Vulnerability in ADSL modem router: thousands of models at risk

Discovered a vulnerability in well 700 000 different models of ADSL modem router used in various countries, by telephone operators and ISP services.

As discovered by a security expert and researcher many ADSL modem router distributed by telephone operators directly to their subscribers ADSL ISP, presenting a problem of vulnerability, and then may be subject to attacks from remote.

ADSL Modem Router firmware security problem

ADSL Modem Router firmware security problem

Globally, the problem is present on about 700,000 models sold in recent years and the vulnerability has been identified in hardware routers but not in their firmware, in more detail in the file software webpro.cgi that can be attached and subsequently allows the exploitation File config.xml , that many will have already realized, it contains all the information and connection parameters of the router.

Being able to access the file config.xml attackers may change the connection data such as change in the parameters of the router DNS , which could redirect unsuspecting users on web pages full of malware and viruses that could be used in turn to understand personal information, account, bank details and so on.

Criminals may also steal your password is your normal ADSL Wifi and then get into your home network wireless and steal images, documents, video and so on.
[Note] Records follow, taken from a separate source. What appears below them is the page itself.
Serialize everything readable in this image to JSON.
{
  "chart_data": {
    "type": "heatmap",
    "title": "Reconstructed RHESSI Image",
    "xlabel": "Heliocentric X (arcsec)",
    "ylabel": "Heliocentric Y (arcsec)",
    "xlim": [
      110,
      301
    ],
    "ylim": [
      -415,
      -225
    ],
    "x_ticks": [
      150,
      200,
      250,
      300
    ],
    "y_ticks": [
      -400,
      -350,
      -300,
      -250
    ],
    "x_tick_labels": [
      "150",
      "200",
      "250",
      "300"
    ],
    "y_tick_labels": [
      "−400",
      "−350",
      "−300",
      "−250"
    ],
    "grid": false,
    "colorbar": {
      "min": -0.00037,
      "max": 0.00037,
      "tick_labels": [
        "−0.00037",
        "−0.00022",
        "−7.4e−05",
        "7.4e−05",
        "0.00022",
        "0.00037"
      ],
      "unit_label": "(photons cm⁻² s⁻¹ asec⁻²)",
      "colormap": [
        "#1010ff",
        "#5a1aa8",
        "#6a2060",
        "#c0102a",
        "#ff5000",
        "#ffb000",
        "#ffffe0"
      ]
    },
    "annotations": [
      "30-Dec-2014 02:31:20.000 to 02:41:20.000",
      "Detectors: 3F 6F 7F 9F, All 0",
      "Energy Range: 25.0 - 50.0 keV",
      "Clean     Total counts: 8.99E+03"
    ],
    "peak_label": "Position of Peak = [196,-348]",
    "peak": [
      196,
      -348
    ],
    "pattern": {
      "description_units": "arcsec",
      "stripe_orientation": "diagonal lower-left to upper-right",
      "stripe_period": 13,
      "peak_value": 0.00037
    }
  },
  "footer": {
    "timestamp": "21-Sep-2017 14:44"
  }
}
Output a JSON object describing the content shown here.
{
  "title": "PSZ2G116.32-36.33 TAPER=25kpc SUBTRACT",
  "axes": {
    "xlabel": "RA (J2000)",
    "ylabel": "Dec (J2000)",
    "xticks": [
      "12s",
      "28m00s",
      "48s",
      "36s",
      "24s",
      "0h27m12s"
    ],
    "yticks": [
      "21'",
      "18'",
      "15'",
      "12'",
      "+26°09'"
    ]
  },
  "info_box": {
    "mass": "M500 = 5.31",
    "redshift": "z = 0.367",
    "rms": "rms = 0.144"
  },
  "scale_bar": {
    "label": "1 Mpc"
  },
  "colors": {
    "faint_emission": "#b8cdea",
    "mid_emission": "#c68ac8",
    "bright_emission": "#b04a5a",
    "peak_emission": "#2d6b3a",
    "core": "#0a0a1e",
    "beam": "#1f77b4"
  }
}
But unfortunately the bad news does not end here; exploiting the same vulnerability hackers may also steal the contents of the dump files , temporary files that are inside of the router, and then steal personal account password you use to access the forums, social networks, websites.

Some of the modem router already known and at risk unless a future firmware upgrade, are the model ZTE H108N and H108NV2.1, the D-Link 2750E, 2730E and 2730U, the Sitecom WLM-3600, WLR-6100 and WLR-4100, FiberHome the HG110, Planet ADN4101, Digisol DG-BG4011N and Observa Telecom BHS_RTA_R1A; Unfortunately, some names may change from country to country and therefore are not all easy to identify.

For shared all this modem router have the same software developer of firmware: now suspect that the flaw would not have covered the Gongjin Electronics Shenzhen , the Chinese company that has contracted the development of these router software.

If you fear for your safety, and your modem router is in the list, proceed to the next automatic or manual updates of firmware, or at least ask for more clarification to the modem manufacturers or your telephone operators on how the situation is under management.